Carmakers Narrow Quality Gap

December 2, 1992

SHOWING off his auto-parts company in suburban Detroit, Jim Lozelle holds up a hood hinge.

"We have figured out the quality end of it," says Mr. Lozelle, president of Edgewood Tool and Manufacturing Company. The hinge, made for Chrysler, equals the quality of hinges the firm produces for Japanese customers.

But having almost closed the quality gap on the factory floor, US carmakers now face their Japanese competitors on an entirely new playing field: customer service. The new contest involves a much broader definition of a quality car.

The factory revolution "is really the story of the 1980s," says J. Ferron, senior partner with J.D. Power and Assoc., a marketing information firm. "The story of the 1990s ... is that as the quality improves, customers are demanding a higher level of satisfaction."

Car buyers, in other words, are getting pickier.

In 1987, 14 percent of customer complaints were engine-related, according to J.D. Power surveys. Only 8 percent of complaints are engine-related today because cars have higher-quality engines. But other details, such as how a dealer handles a customer's complaint, are becoming increasingly important. Customer-service focus

When J.D. Power surveyed buyers who had no problems with their car, 94 percent were totally satisfied. If their car had a problem but it was fixed entirely, satisfaction dropped to a still high 82 percent. But if the problem was only partially fixed, satisfaction dropped to 61 percent.

"If not handled right ... you lose satisfaction pretty quickly," Mr. Ferron says. "As everybody gets higher quality, the small problems stand out more."

"The significance of the quality difference has declined dramatically," says David Cole, director of the Office for the Study of Automotive Transportation at the University of Michigan. During the early 1980s, the average US car had six to eight defects per car; the average Japanese had only two. Today, the US averages 1.5 defects; the Japanese, 1.3.

The gap "is perceptibly insignificant," adds Jim Harbour, president of Harbour Associates. His Troy, Mich., research firm recently completed a study of the North American auto industry.

"There's not going to be a gap between the Japanese and the Americans," says John Vergoz, vice president for quality and technology at Budd Company in Troy, Mich. In the future, "quality won't be the differentiator. But cost will be."

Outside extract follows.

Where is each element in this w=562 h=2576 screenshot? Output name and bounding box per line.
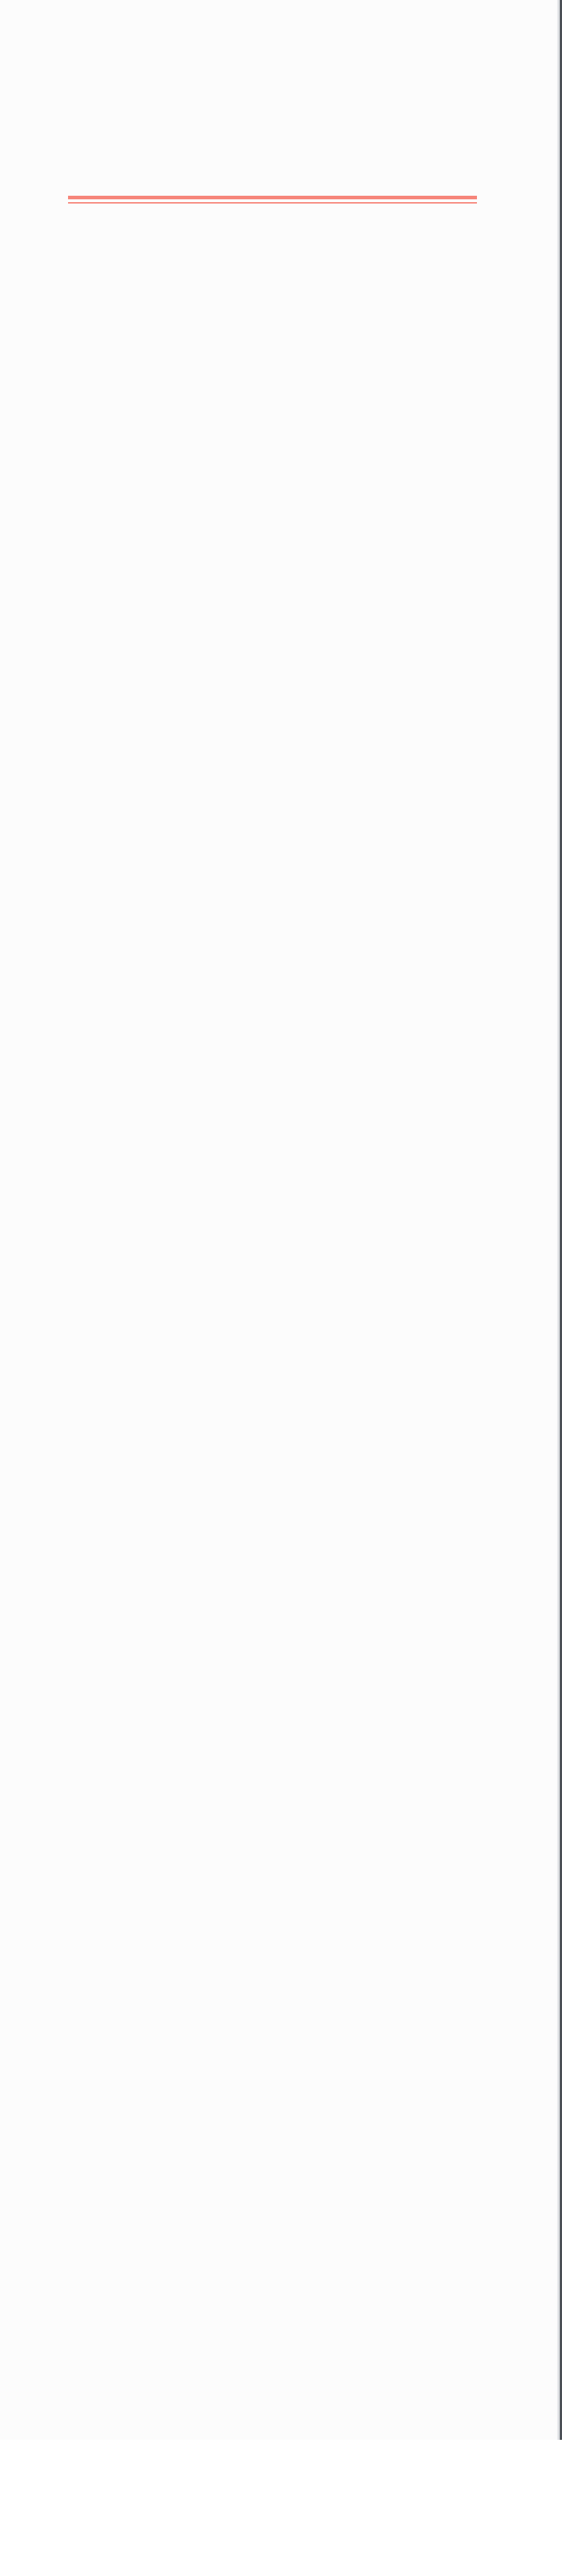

While some US auto manufacturers are moving forward in cutting costs, others have stalled. The well-publicized struggles at General Motors have overshadowed the steady progress at Ford and dramatic improvements at Chrysler. Harbour found that Ford can build a car for $800 less in labor costs than GM.

A similar split appears to be taking place in Japan. While Toyota and, to a lesser extent, Honda, are making progress, other Japanese auto makers show signs of dropping behind.

US auto companies may catch up and surpass these smaller Japanese companies, auto analysts say. But Toyota looks firmly entrenched at the top spot.

"There are two industries - Toyota and then the rest of the Japanese manufacturers," Mr. Cole says. These other companies "are having a lot of difficulty."

"I'm not sure how you stop Toyota," Mr. Harbour says. "They are superb developers of products. They are superb marketers."

To be quality companies of the future, automakers will have to strive for excellence in new areas, Cole says. They will have to reduce the time it takes to get new car designs into showrooms. They have to improve their selling and service relationships. If quality differentiated car companies before, technology will differentiate them in the '90s, especially safety technology.

If US car companies have learned anything from the last decade, it is that they can compete on quality. The highest-rated car plant in North America is not run by a Japanese company, it's a General Motors facility in Oklahoma, according to J.D. Power.

Still, according to David McCammon, vice president and treasurer at Ford, "the company's No. 1 challenge is the Japanese competitive threat worldwide."